Electronic and phononic states of the Holstein-Hubbard dimer of variable length

TL;DR

This study models a dimer system incorporating electronic interactions, phonons, and electron-phonon coupling, revealing how varying dimer length causes discontinuous state changes and interaction renormalizations.

Contribution

It introduces a comprehensive approach combining electronic and phononic states with variational methods to analyze dimer systems at different fillings and lengths.

Findings

Discontinuous electronic and phononic state changes with dimer length.

Significant renormalization of electronic interactions across transitions.

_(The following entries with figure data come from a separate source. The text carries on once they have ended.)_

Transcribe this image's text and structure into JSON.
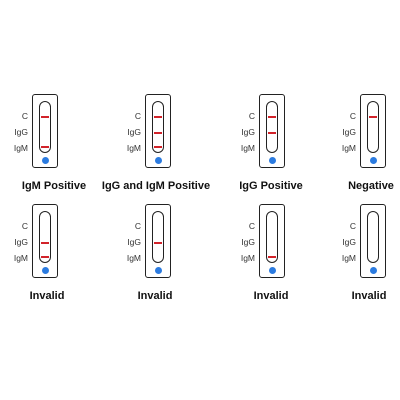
{
  "line_labels": {
    "c": "C",
    "igg": "IgG",
    "igm": "IgM"
  },
  "colors": {
    "band": "#d2232a",
    "sample_well": "#2b7be0",
    "outline": "#222222"
  },
  "tests": [
    {
      "result": "IgM Positive",
      "bands": {
        "c": true,
        "igg": false,
        "igm": true
      }
    },
    {
      "result": "IgG and IgM Positive",
      "bands": {
        "c": true,
        "igg": true,
        "igm": true
      }
    },
    {
      "result": "IgG Positive",
      "bands": {
        "c": true,
        "igg": true,
        "igm": false
      }
    },
    {
      "result": "Negative",
      "bands": {
        "c": true,
        "igg": false,
        "igm": false
      }
    },
    {
      "result": "Invalid",
      "bands": {
        "c": false,
        "igg": true,
        "igm": true
      }
    },
    {
      "result": "Invalid",
      "bands": {
        "c": false,
        "igg": true,
        "igm": false
      }
    },
    {
      "result": "Invalid",
      "bands": {
        "c": false,
        "igg": false,
        "igm": true
      }
    },
    {
      "result": "Invalid",
      "bands": {
        "c": false,
        "igg": false,
        "igm": false
      }
    }
  ]
}
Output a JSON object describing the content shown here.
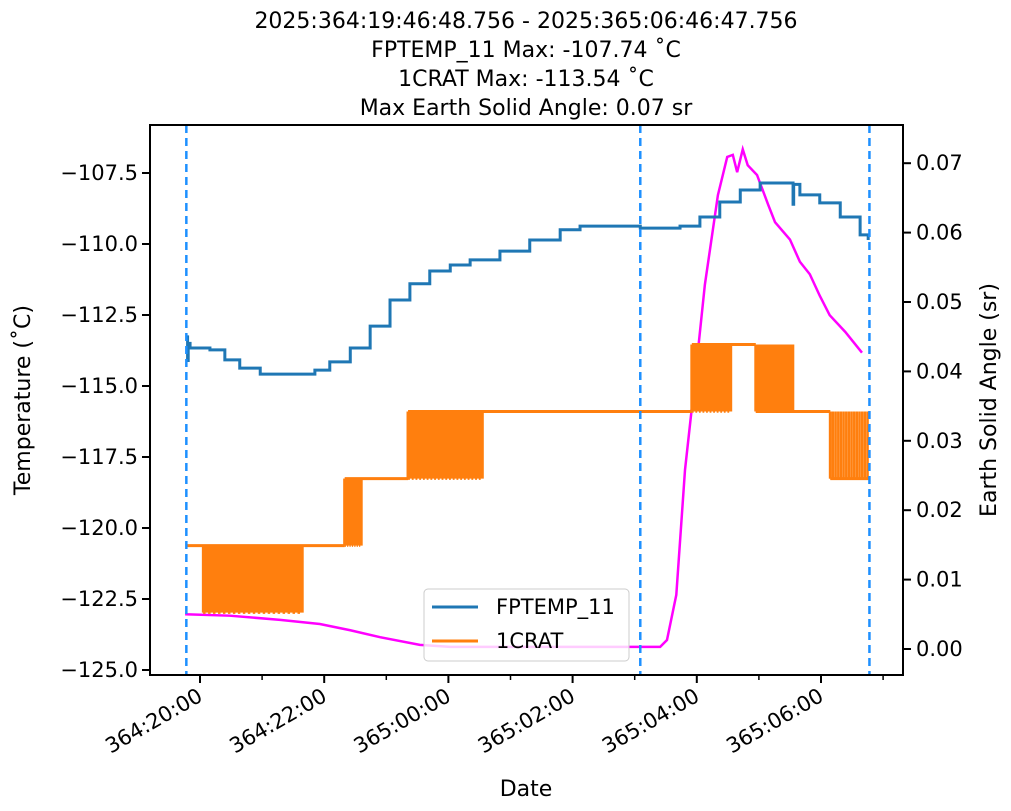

Ground state properties depend strongly on phononic regime and filling.

Abstract

We consider a model Hamiltonian for a dimer including all the electronic one- and two-body terms consistent with a single orbital per site, a free Einstein phonon term, and an electron-phonon coupling of the Holstein type. The bare electronic interaction parameters were evaluated in terms of Wannier functions built from Gaussian atomic orbitals. An effective polaronic Hamiltonian was obtained by an unrestricted displaced-oscillator transformation, followed by evaluation of the phononic terms over a squeezed-phonon variational wave function. For the cases of quarter-filled and half-filled orbital, and over a range of dimer length values, the ground state was identified by simultaneously and independently optimizing the orbital shape, the phonon displacement and the squeezing effect strength. As the dimer length varies, we generally find discontinuous changes of both electronic and phononic states, accompanied by an appreciable renormalization of the effective electronic interactions across the transitions, due to the equilibrium shape of the wave functions strongly depending on the phononic regime and on the type of ground state.